When Edwin Henderson introduced the game to Washington, D.C., in
1907, he envisioned basketball not as an end in itself but as a
public-health and civil-rights tool. Henderson believed that, by
organizing black athletics, including basketball, it would be
possible to send more outstanding black student athletes to excel
at northern white colleges and debunk negative stereotypes of the
race. He reasoned that in sports, unlike politics and business, the
black race would get a fair chance to succeed. Henderson chose
basketball as his marquee sport, and he soon found that the game
was a big hit on Washington's segregated U Street. Almost
simultaneously, black basketball was catching on quickly in New
York, and the book establishes that these two cities served as the
birthplace of the black game.
"Hot Potato" chronicles the many successes and failures of the
early years of black amateur basketball. It also recounts the
emergence of black college basketball in America, documenting the
origins of the Colored Intercollegiate Athletic Association, or
CIAA, which would become the Big Ten of black collegiate
sports.
The book also details for the first time the rise of black
professional basketball in America, with a particular emphasis on
the New York Renaissance, a team considered by experts to be as
important in the development of black basketball as the Harlem
Globetrotters.

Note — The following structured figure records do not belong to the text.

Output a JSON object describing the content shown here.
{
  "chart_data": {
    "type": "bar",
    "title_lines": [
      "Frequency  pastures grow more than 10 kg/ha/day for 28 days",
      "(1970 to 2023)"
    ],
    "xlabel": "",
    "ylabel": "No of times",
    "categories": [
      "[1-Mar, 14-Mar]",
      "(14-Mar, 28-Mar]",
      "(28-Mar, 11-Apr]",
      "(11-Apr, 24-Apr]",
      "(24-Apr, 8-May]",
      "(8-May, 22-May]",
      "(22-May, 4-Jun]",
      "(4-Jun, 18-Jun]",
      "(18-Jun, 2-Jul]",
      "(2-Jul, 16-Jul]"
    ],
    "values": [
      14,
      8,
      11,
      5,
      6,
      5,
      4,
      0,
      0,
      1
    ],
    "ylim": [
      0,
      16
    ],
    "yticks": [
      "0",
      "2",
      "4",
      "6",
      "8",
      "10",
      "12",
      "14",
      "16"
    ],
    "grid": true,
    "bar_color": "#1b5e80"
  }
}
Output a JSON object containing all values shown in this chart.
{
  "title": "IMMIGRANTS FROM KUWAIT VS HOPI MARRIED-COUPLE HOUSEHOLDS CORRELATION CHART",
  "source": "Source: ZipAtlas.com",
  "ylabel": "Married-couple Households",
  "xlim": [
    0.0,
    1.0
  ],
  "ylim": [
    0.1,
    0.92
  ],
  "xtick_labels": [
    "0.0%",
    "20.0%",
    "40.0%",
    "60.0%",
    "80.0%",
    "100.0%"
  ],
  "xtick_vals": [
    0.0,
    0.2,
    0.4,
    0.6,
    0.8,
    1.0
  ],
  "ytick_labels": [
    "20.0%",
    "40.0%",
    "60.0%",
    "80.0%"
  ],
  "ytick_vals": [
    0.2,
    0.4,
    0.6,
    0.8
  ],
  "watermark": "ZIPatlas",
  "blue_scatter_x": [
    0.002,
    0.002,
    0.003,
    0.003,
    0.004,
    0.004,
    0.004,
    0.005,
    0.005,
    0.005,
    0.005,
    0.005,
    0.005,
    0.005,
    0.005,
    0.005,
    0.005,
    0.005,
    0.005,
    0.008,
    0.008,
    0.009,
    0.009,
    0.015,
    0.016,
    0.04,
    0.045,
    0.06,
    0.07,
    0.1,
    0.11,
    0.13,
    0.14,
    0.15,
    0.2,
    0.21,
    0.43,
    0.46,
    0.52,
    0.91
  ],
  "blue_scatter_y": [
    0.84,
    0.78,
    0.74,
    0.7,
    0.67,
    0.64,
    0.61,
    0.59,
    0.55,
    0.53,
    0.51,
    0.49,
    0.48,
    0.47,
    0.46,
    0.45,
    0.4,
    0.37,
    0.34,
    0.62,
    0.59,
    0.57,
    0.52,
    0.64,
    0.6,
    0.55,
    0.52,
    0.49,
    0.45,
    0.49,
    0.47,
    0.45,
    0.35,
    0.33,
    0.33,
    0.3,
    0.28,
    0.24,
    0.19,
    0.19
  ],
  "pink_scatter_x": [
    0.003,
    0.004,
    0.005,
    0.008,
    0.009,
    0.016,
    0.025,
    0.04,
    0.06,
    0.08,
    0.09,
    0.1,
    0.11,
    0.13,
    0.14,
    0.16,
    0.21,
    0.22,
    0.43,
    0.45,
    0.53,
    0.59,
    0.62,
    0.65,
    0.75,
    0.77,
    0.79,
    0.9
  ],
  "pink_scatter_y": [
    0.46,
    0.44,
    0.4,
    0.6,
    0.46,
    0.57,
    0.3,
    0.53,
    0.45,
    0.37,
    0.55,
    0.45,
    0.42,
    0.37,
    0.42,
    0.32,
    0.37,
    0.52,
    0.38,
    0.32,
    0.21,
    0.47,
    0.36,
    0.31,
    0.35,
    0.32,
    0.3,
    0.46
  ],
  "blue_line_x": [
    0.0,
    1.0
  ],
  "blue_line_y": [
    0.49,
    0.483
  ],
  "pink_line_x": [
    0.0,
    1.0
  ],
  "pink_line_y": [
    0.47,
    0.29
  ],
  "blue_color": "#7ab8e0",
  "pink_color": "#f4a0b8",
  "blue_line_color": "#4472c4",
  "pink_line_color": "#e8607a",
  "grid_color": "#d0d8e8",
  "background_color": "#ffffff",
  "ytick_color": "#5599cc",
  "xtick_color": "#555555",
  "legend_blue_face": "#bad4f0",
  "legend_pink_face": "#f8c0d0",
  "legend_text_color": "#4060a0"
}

Kuska recounts the Renaissance's first victory over
the white world champion Original Celtics in 1925, and he evaluates
the significance of this win in advancing equality in American
sports. By the late 1920s, the Renaissance became one of the
sport's top draws in white and black America alike, setting the
stage for the team's undisputed world championship in 1939. As
Edwin Henderson had hoped--and as any fan of the modern-day game
can tell you--the triumphs certainly did not end there.